QuestionCopyright.org attempts to fill this gap by disseminating information about the historical origins and present-day effects of copyright; by exploring — through research, analysis, and advocacy — the possibilities of a world in which people are free to share information with one another; and by demonstrating concretely how the Internet demands new ways of understanding of the dynamics of information distribution. Our goal is to give artists and the public tools for questioning the fundamental assumption that copyright is necessary (or even helpful) for creative production, and to offer a framework for analyzing both copyright and other systems of distribution in terms of their appropriateness for particular technological circumstances. Copyright is frequently debated as a moral issue rather than a policy issue; QuestionCopyright.org returns it the realm of policy, so that it may be compared impartially with other possible systems, without interference from prejudicial assumptions about the relationship between copyright and creativity.

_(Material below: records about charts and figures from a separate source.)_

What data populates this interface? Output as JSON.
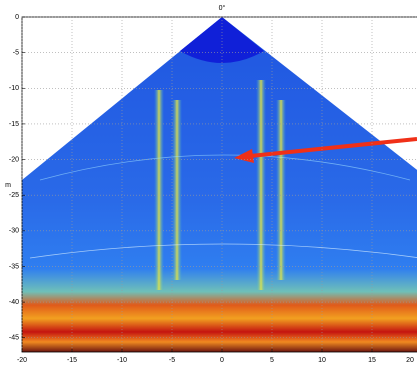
{
  "chart_data": {
    "type": "image",
    "title": "0°",
    "ylabel": "m",
    "xlim": [
      -20,
      20
    ],
    "ylim": [
      -47,
      0
    ],
    "xticks": [
      -20,
      -15,
      -10,
      -5,
      0,
      5,
      10,
      15,
      20
    ],
    "yticks": [
      0,
      -5,
      -10,
      -15,
      -20,
      -25,
      -30,
      -35,
      -40,
      -45
    ],
    "grid": true
  }
}
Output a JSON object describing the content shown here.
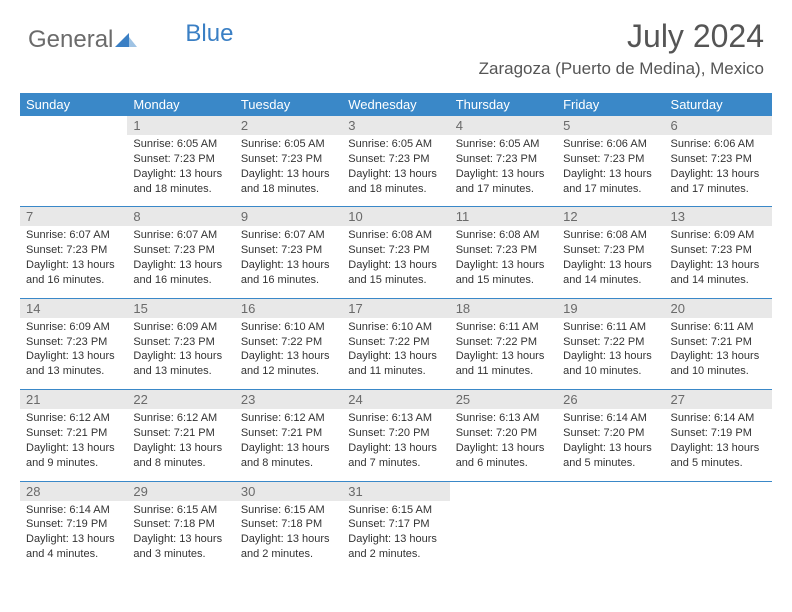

The activities and allocations below are approximate, and may change over time as needed to fulfill our mission:
QuestionCopyright.org's most important activity is the gathering of data about modes of distribution and creativity, and making that data available in useable form to the right audiences. For example, in projects such as our Ghost Works Survey (see attachment M) we intend to gather data from artists and present it back to both artists and the public, to demonstrate patterns that individual observers may not be able see.
QuestionCopyright.org is not a lobbying group and does not attempt to influence legislators. Instead, our strategy is to inform the public. To that end, we put out policy proposals not with the expectation that they will become law, but so they can dislodge prejudices and give people other perspectives. One effect of considering a copyright reform proposal is that, whether one agrees with the proposal or not, one becomes more likely to see copyright as susceptible to reform at all, because thinking about the pros and cons of a particular proposal requires, first, that copyright be in the realm of policy rather than rights. See attachment N for an example.
QuestionCopyright.org sends representatives to speak at conferences and other events (see attachments O and P), and arranges presentations by outside speakers (see attachment Q). This estimate includes both time spent physically attending the events and time spent preparing.
Certain external events require prompt responses, e.g., an article that results in a letter to the editor, a prominent news item or web post that needs a quick reaction, etc. This has happened frequently enough (see attachments R and S) that we can estimate roughly how much time it will occupy overall.
Web site maintenance, finances, legal matters, and other organizational concerns.
This includes raising funds from the general public and from granting organizations.